The cove itself is tiny, a small sandy beach protected by a rocky spit. A half dozen paddle strokes and I’m curving under a broken pole once used to hang a tribal fisherman’s net. The world shifts as I turn upstream. I become invisible, hidden by the vertical basalt cliffs plunging from above. The windows and eyes vanish and I float into another world.

It was here that I first ventured my canoe onto the Columbia River, back in November, the “Moon of Travelling by Canoe” on the historic calendar of the Native Americans across the river in Wishram, Washington. I didn’t know what to expect. At first I made short loops into the river channel, trying to judge the flow. For the most part it’s an invisible current. A tiny eddy creates miniature funnels at the entrance to the cove, but otherwise there is little to hint at the passage of water. I was surprised to find the current, for the most part, nonexistent. The river here has the character of an impoundment or reservoir. Still, I enter with caution: The river level sometimes fluctuates dramatically, and wind driven breakers can roll upriver long after the last gust is felt. The river is tamed, perhaps, but it certainly isn’t dead.

Paddling along the base of a cliff is a fascinating adventure. I love to paddle a hand span out, letting the rock flow past within easy reach. Waves from passing boats or the wind lap and splash in the cracks and seams of rock. Here and there the clay nests of cliff swallows open round doors to the river, sometimes only a few feet from the surface of the water. Winter moisture has caused some of the nests to separate into round bits of clay that drip to the rock below and pile into pebbled shapes like dripped candle wax.

Grain silo and barge

A loaded barge at Mid Columbia Grain Growers in The Dalles. Mark B. Gibson photo

Now and then the cliffs fall back, giving way to a rocky shoreline. Industry occasionally intrudes, but most of it no longer faces the river. I pass the outflow of the old aluminum plant, the dock and moorage for a local tugboat company, massive grain silos loading grain into barges. Many tie-ups for anchoring the floating nets of Native American fisherman dangle bright green nylon rope. All of these have a living relationship with the river.

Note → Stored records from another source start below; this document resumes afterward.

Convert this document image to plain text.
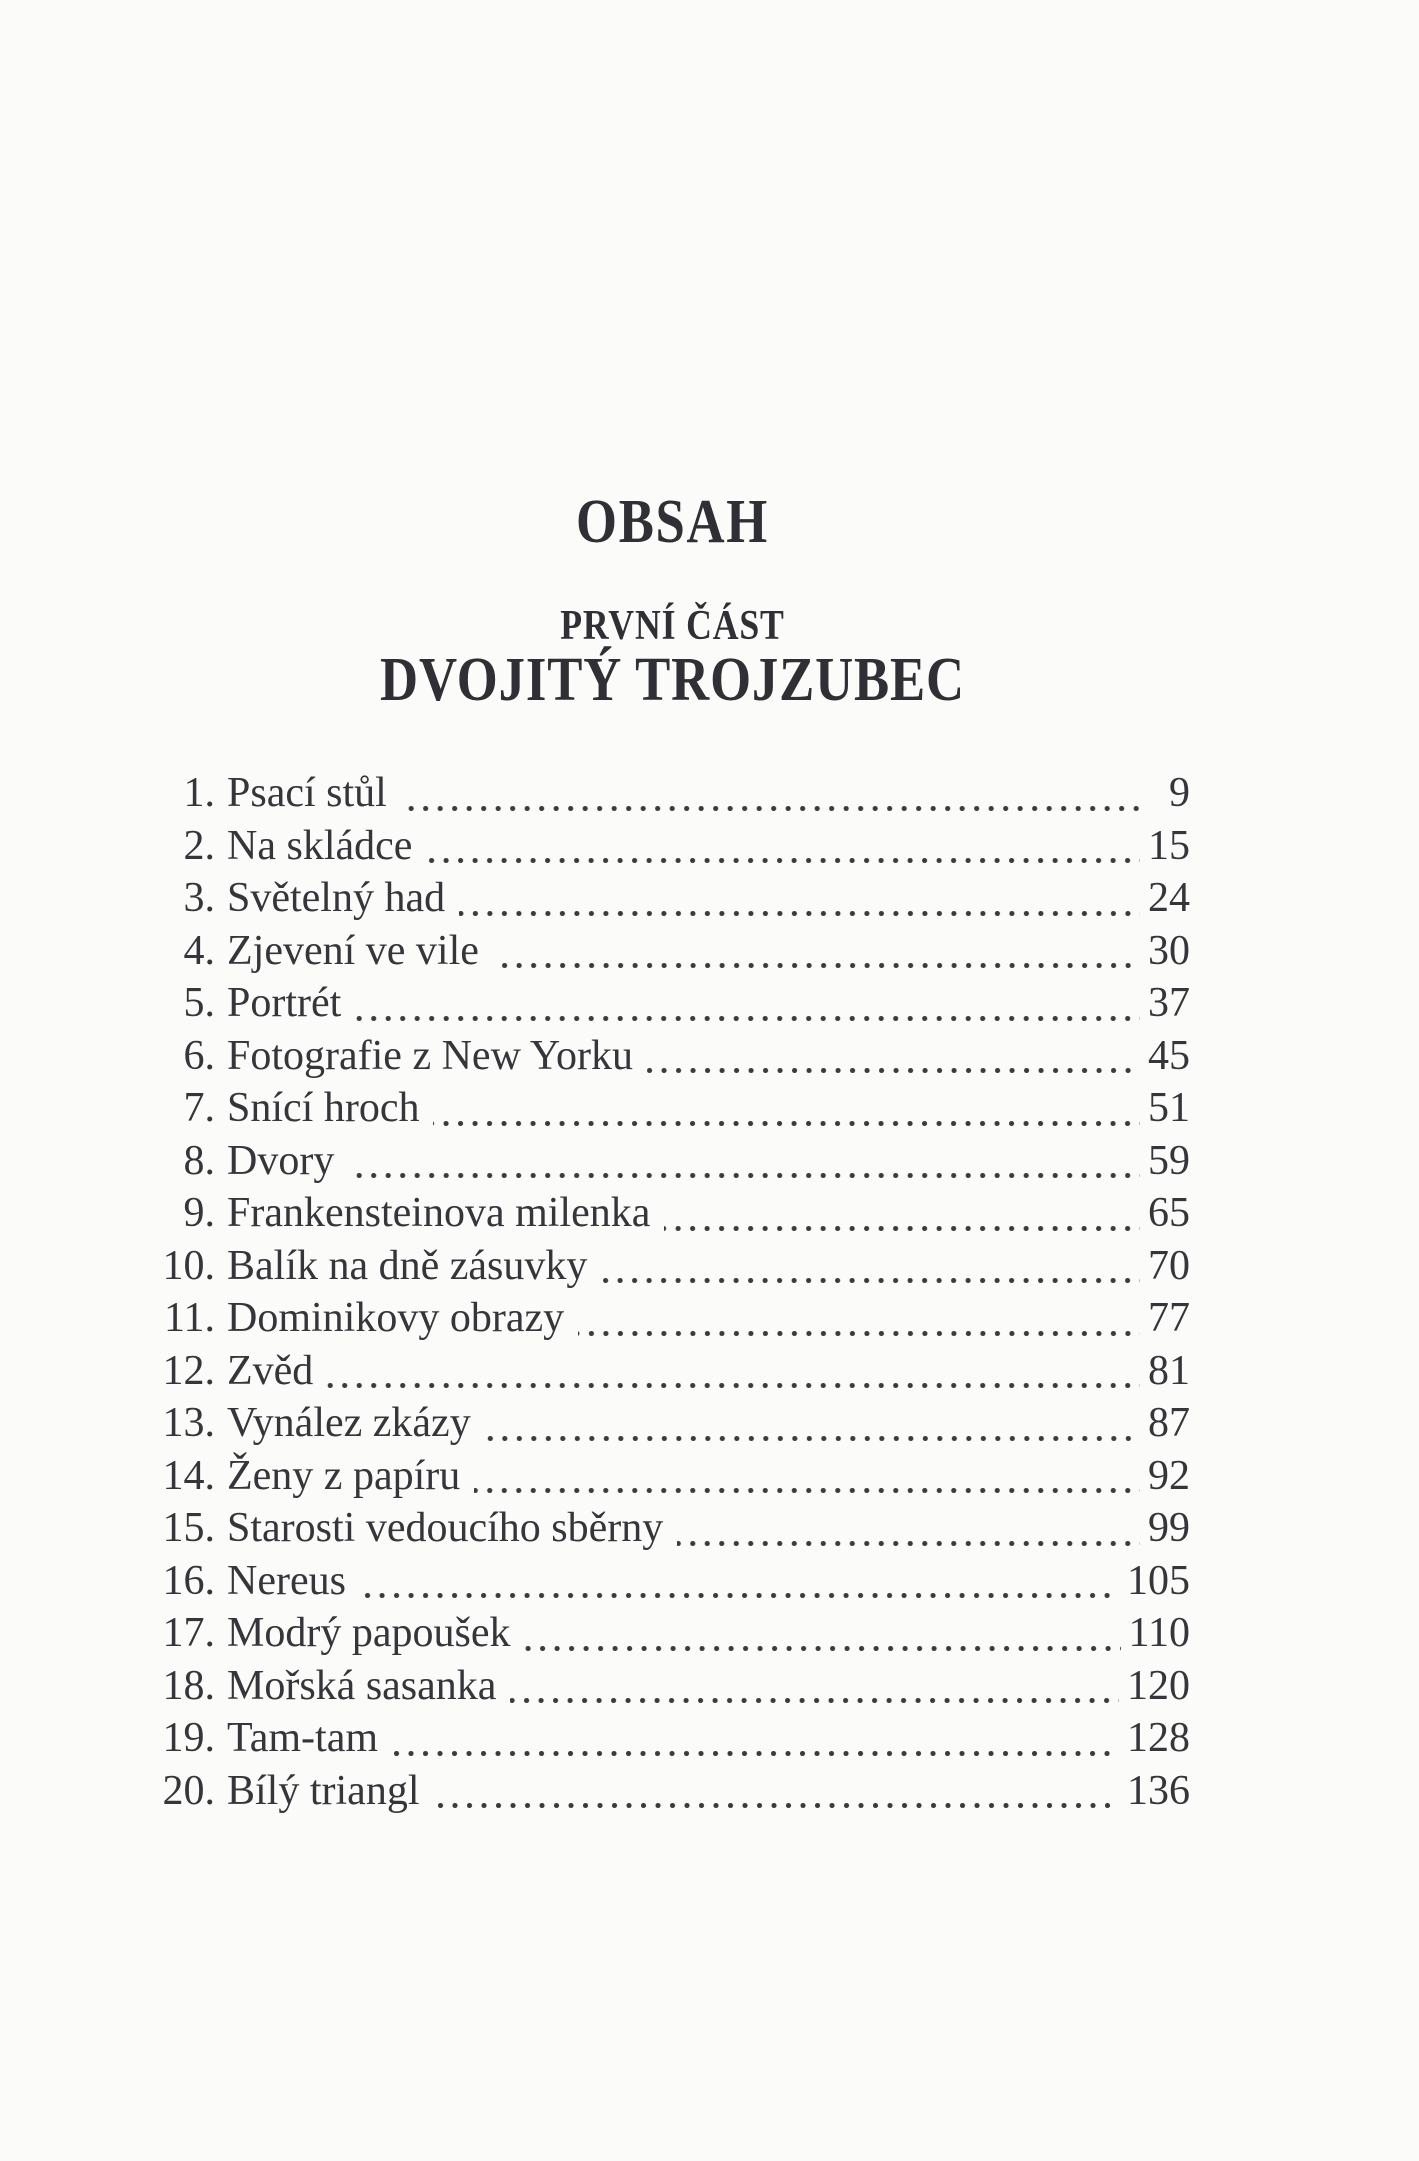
OBSAH
PRVNÍ ČÁST
DVOJITÝ TROJZUBEC
1. Psací stůl	9
2. Na skládce	15
3. Světelný had	24
4. Zjevení ve vile	30
5. Portrét	37
6. Fotografie z New Yorku	45
7. Snící hroch	51
8. Dvory	59
9. Frankensteinova milenka	65
10. Balík na dně zásuvky	70
11. Dominikovy obrazy	77
12. Zvěd	81
13. Vynález zkázy	87
14. Ženy z papíru	92
15. Starosti vedoucího sběrny	99
16. Nereus	105
17. Modrý papoušek	110
18. Mořská sasanka	120
19. Tam-tam	128
20. Bílý triangl	136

Here and there are ropes and cables for securing barges and nets, bolts and railroad spikes driven into the rock. Next to one protruding bolt, “1879” is scratched into the stone. Old, crumbling stone steps once provided some sort of access near a processing facility, now they vanish into the water. I pass moldering ladders and steps, then float  over a long series of concrete foundations flooded by the Bonneville Dam far downriver.

Mill Creek

The arched outlet of Mill Creek, The Dalles. Copyright Mark B. Gibson

Beneath the high cliff of the Rockfort campsite of Lewis and Clark is the outflow of Mill Creek, joining the river via an arched tunnel in the basalt. After flowing free from the Mount Hood National Forest and through town, the creek drops through bars into a tunnel at Thompson Park, vanishes under Sixth Street, under the railroad and highway and road to emerge here in the face of a cliff. At low water I once canoed inside, it’s a strange and scary place. I had no flashlight, and did not go far… I didn’t want to be tossed about in the dark by the wake of a passing barge. Just beyond the creek is the Union Street underpass and downtown The Dalles.

In the nooks and crannies all along the way, often invisible from the trails and roads, are piles of peeled sticks marking the feeding areas of the resident beaver. Blue herons perch on the cliffs. Waterfowl gather and disperse in the deep water.

I quietly return with the gentle current, at the pace of a slow walk if don’t paddle. Arriving back at the cove, I emerge again into the modern industrial world with its unblinking eyes and artificial clouds of steam.

Driving away, I marvel that the common, every day world of business and industry can exist so close to the mysteries of high cliff and water.